Here's the graph
(http://www.wolframalpha.com/input/?i=%28x%5E2%29-xsenx-cosx%3D0).
The part I'm having trouble with is proving that the root is unique. I can use the intermediate value theorem to find the interval where the root is, but from that I'm lost. I know you can look at the first or second derivative, but I don't know how to use that when the sign of sin and cos varies.
Thanks.
On
$f(x)=x^2-x \sin x -\cos(x)$ and $f'(x)=2x-x \cos x=x(2-\cos x)$. Clearly $2-\cos x>0$ and for $x>0$ we have that $f'(x)> 0$ $x>0$, therefore $f(x)$ is strctly increasing. now since $f(0)<0$ and $f(\infty)>0$, $f(x)$ just has one root on $x>0$.
This is a graphs of $f(x)$
and here is $f'(x)$
On
Given $f\left(x\right)= x^2-x\sin \left(x\right)-\cos \left(x\right)$. You are studying $x^2-x\sin \left(x\right)-\cos \left(x\right)=0$ so when the function intersects x-axis.
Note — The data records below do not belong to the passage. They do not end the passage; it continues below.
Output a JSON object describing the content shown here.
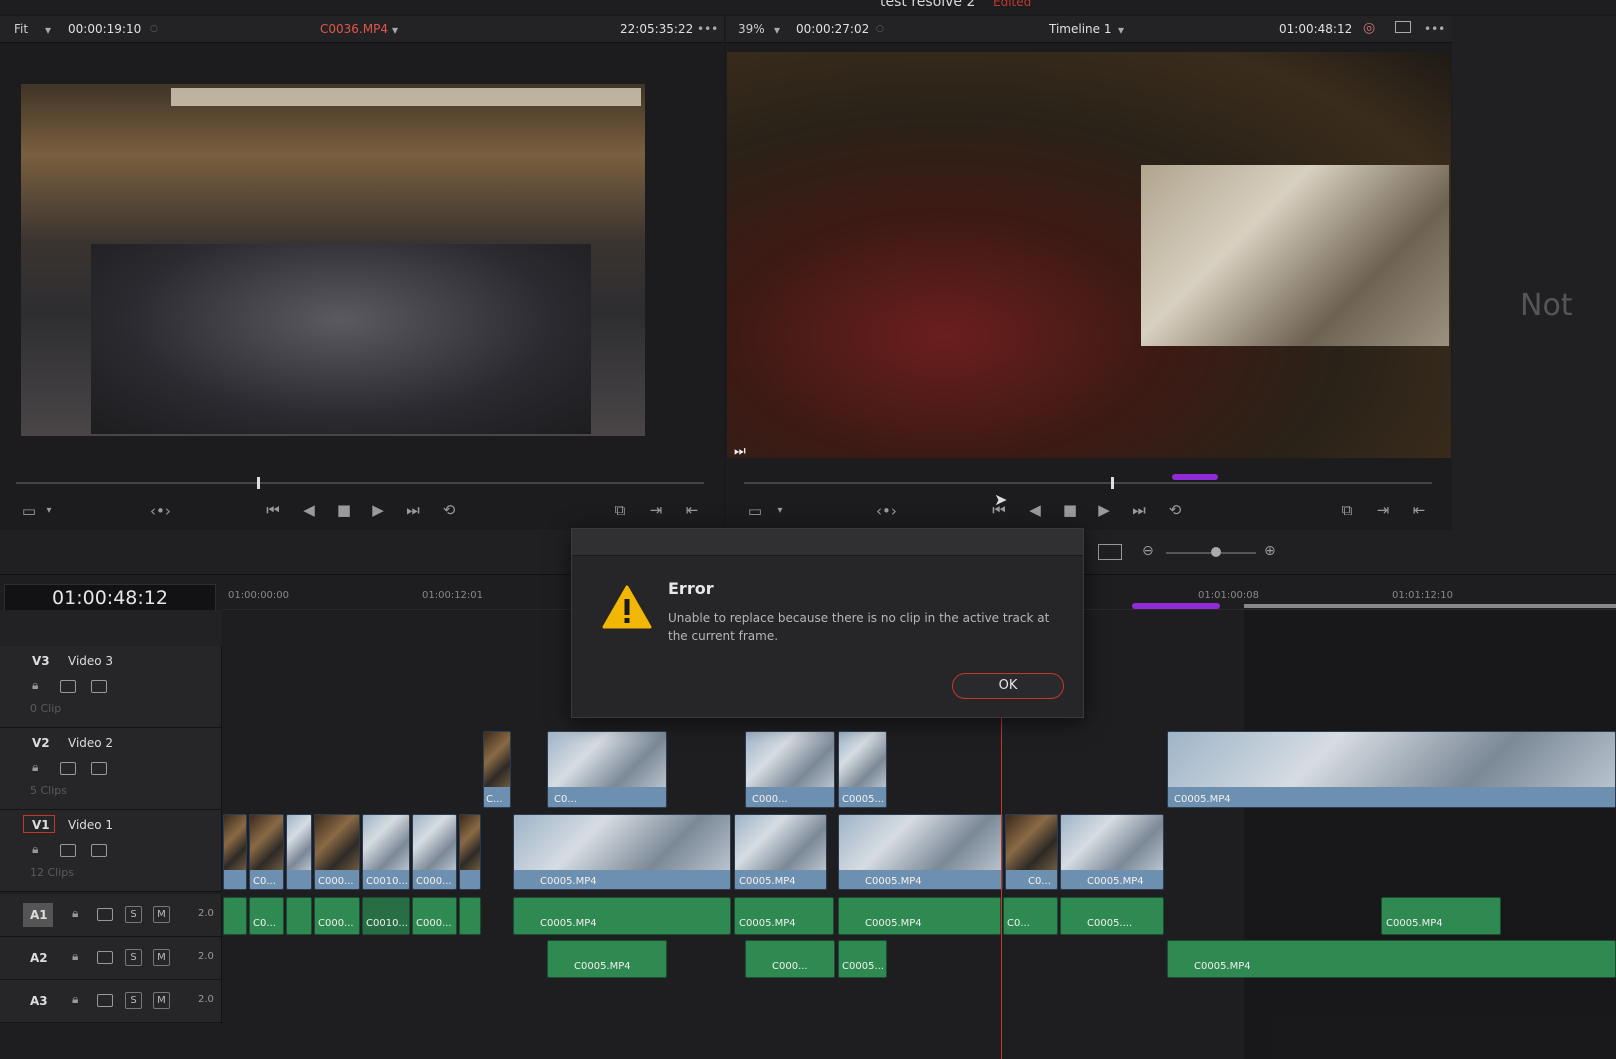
{
  "project": {
    "title": "test resolve 2",
    "status": "Edited"
  },
  "source_viewer": {
    "zoom": "Fit",
    "duration": "00:00:19:10",
    "clip_name": "C0036.MP4",
    "timecode": "22:05:35:22",
    "more": "•••"
  },
  "timeline_viewer": {
    "zoom": "39%",
    "duration": "00:00:27:02",
    "timeline_name": "Timeline 1",
    "timecode": "01:00:48:12",
    "more": "•••"
  },
  "side_panel": {
    "text": "Not"
  },
  "timeline": {
    "current_timecode": "01:00:48:12",
    "ruler": [
      "01:00:00:00",
      "01:00:12:01",
      "01:01:00:08",
      "01:01:12:10"
    ],
    "video_tracks": [
      {
        "id": "V3",
        "name": "Video 3",
        "count": "0 Clip"
      },
      {
        "id": "V2",
        "name": "Video 2",
        "count": "5 Clips"
      },
      {
        "id": "V1",
        "name": "Video 1",
        "count": "12 Clips"
      }
    ],
    "audio_tracks": [
      {
        "id": "A1",
        "level": "2.0",
        "solo": "S",
        "mute": "M"
      },
      {
        "id": "A2",
        "level": "2.0",
        "solo": "S",
        "mute": "M"
      },
      {
        "id": "A3",
        "level": "2.0",
        "solo": "S",
        "mute": "M"
      }
    ],
    "v2_clips": [
      "C...",
      "C0...",
      "C000...",
      "C0005...",
      "C0005.MP4"
    ],
    "v1_clips": [
      "C0...",
      "C000...",
      "C0010...",
      "C000...",
      "C0005.MP4",
      "C0005.MP4",
      "C0005.MP4",
      "C0...",
      "C0005.MP4"
    ],
    "a1_clips": [
      "C0...",
      "C000...",
      "C0010...",
      "C000...",
      "C0005.MP4",
      "C0005.MP4",
      "C0005.MP4",
      "C0...",
      "C0005....",
      "C0005.MP4"
    ],
    "a2_clips": [
      "C0005.MP4",
      "C000...",
      "C0005...",
      "C0005.MP4"
    ]
  },
  "dialog": {
    "title": "Error",
    "message": "Unable to replace because there is no clip in the active track at the current frame.",
    "ok_label": "OK"
  },
  "colors": {
    "accent_red": "#c0392b",
    "video_clip": "#6d8fb0",
    "audio_clip": "#2f8a52",
    "range_purple": "#8e2bd6"
  }
}
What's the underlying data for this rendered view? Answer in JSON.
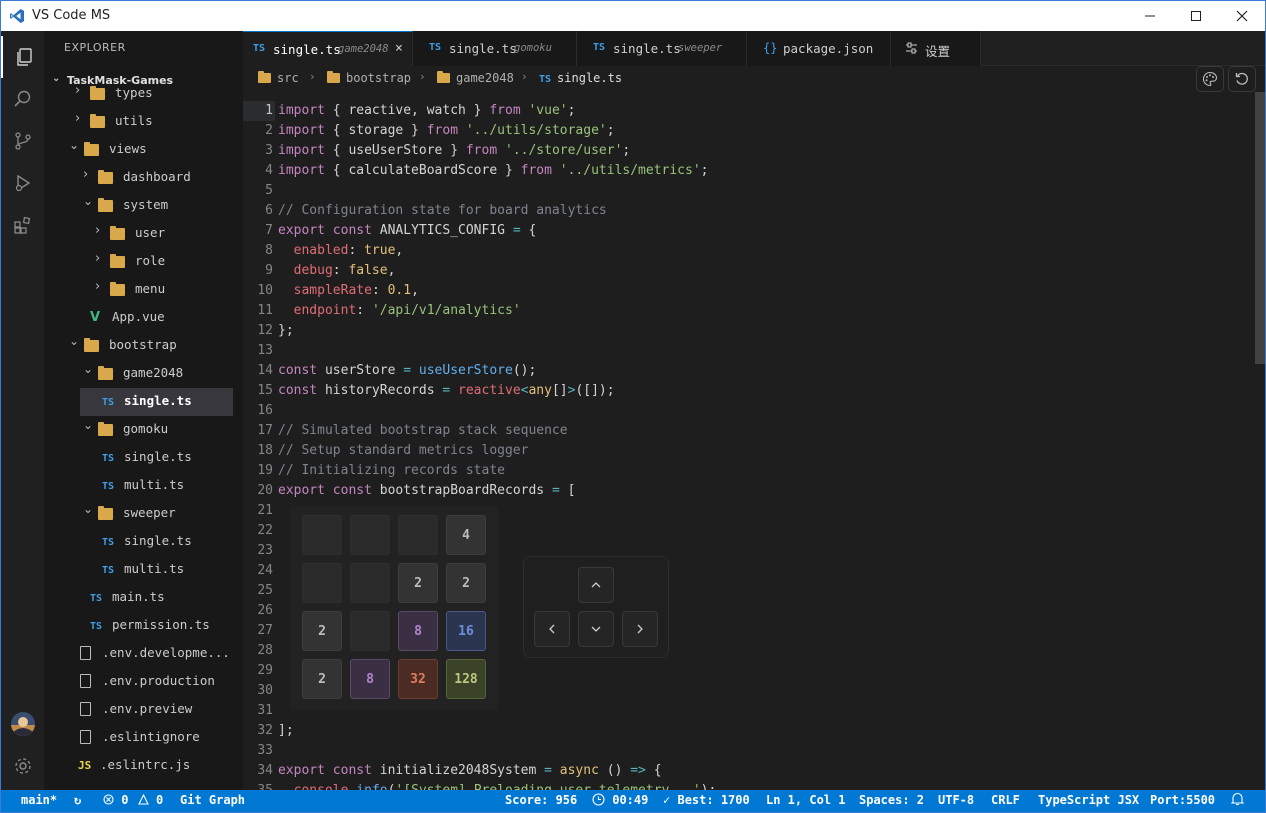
{
  "window": {
    "title": "VS Code MS"
  },
  "colors": {
    "accent": "#0078d4",
    "folder": "#d9a84a",
    "ts": "#3fa0e8"
  },
  "activity_bar": {
    "icons": [
      "explorer-icon",
      "search-icon",
      "source-control-icon",
      "run-debug-icon",
      "extensions-icon",
      "account-avatar",
      "settings-gear-icon"
    ]
  },
  "explorer": {
    "title": "EXPLORER",
    "root": "TaskMask-Games",
    "items": [
      {
        "label": "types",
        "kind": "folder",
        "state": "collapsed"
      },
      {
        "label": "utils",
        "kind": "folder",
        "state": "collapsed"
      },
      {
        "label": "views",
        "kind": "folder",
        "state": "expanded"
      },
      {
        "label": "dashboard",
        "kind": "folder",
        "state": "collapsed"
      },
      {
        "label": "system",
        "kind": "folder",
        "state": "expanded"
      },
      {
        "label": "user",
        "kind": "folder",
        "state": "collapsed"
      },
      {
        "label": "role",
        "kind": "folder",
        "state": "collapsed"
      },
      {
        "label": "menu",
        "kind": "folder",
        "state": "collapsed"
      },
      {
        "label": "App.vue",
        "kind": "vue"
      },
      {
        "label": "bootstrap",
        "kind": "folder",
        "state": "expanded"
      },
      {
        "label": "game2048",
        "kind": "folder",
        "state": "expanded"
      },
      {
        "label": "single.ts",
        "kind": "ts",
        "selected": true
      },
      {
        "label": "gomoku",
        "kind": "folder",
        "state": "expanded"
      },
      {
        "label": "single.ts",
        "kind": "ts"
      },
      {
        "label": "multi.ts",
        "kind": "ts"
      },
      {
        "label": "sweeper",
        "kind": "folder",
        "state": "expanded"
      },
      {
        "label": "single.ts",
        "kind": "ts"
      },
      {
        "label": "multi.ts",
        "kind": "ts"
      },
      {
        "label": "main.ts",
        "kind": "ts"
      },
      {
        "label": "permission.ts",
        "kind": "ts"
      },
      {
        "label": ".env.developme...",
        "kind": "file"
      },
      {
        "label": ".env.production",
        "kind": "file"
      },
      {
        "label": ".env.preview",
        "kind": "file"
      },
      {
        "label": ".eslintignore",
        "kind": "file"
      },
      {
        "label": ".eslintrc.js",
        "kind": "js"
      }
    ]
  },
  "tabs": [
    {
      "icon": "TS",
      "name": "single.ts",
      "sub": "game2048",
      "active": true,
      "close": "×"
    },
    {
      "icon": "TS",
      "name": "single.ts",
      "sub": "gomoku"
    },
    {
      "icon": "TS",
      "name": "single.ts",
      "sub": "sweeper"
    },
    {
      "icon": "{}",
      "name": "package.json"
    },
    {
      "icon": "settings-sliders-icon",
      "name": "设置"
    }
  ],
  "breadcrumb": [
    "src",
    "bootstrap",
    "game2048",
    "single.ts"
  ],
  "breadcrumb_file_icon": "TS",
  "editor": {
    "current_line": 1,
    "line_numbers": [
      "1",
      "2",
      "3",
      "4",
      "5",
      "6",
      "7",
      "8",
      "9",
      "10",
      "11",
      "12",
      "13",
      "14",
      "15",
      "16",
      "17",
      "18",
      "19",
      "20",
      "21",
      "22",
      "23",
      "24",
      "25",
      "26",
      "27",
      "28",
      "29",
      "30",
      "31",
      "32",
      "33",
      "34",
      "35"
    ]
  },
  "game2048": {
    "cells": [
      [
        "",
        "",
        "",
        "4"
      ],
      [
        "",
        "",
        "2",
        "2"
      ],
      [
        "2",
        "",
        "8",
        "16"
      ],
      [
        "2",
        "8",
        "32",
        "128"
      ]
    ],
    "controls": [
      "arrow-up-icon",
      "arrow-left-icon",
      "arrow-down-icon",
      "arrow-right-icon"
    ]
  },
  "status_bar": {
    "branch": "main*",
    "sync_icon": "sync-icon",
    "errors": "0",
    "warnings": "0",
    "git_graph": "Git Graph",
    "score": "Score: 956",
    "timer": "00:49",
    "best": "Best: 1700",
    "cursor": "Ln 1, Col 1",
    "spaces": "Spaces: 2",
    "encoding": "UTF-8",
    "eol": "CRLF",
    "language": "TypeScript JSX",
    "port": "Port:5500"
  }
}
Study its monotony by studying its derivative $$f'\left(x\right)=2x-x\cos \left(x\right)$$ You will find that the derivative is positive for $x>0$ and $f\left(0\right)=-1$ so $f\left(x\right)$ will intersect x-axis only once in $\left(0,+∞\right)$.
Let $f(x) = x^2 - x\sin x - \cos x$, for $x \ge 0$. Then $f$ is continuous with $f(0) = -1 < 0$ and $f(\pi) = \pi^2 + 1 > 0$. So by the intermediate value theorem, $f$ has a zero in $(0,\pi)$. Since
$$f'(x) = 2x - x\cos x = x(2 - \cos x) \ge x(2 - 1) = x > 0$$
on $(0,\infty)$, $f$ is strictly increasing on $(0,\infty)$. Therefore, $f$ has a unique root in $(0,\infty)$.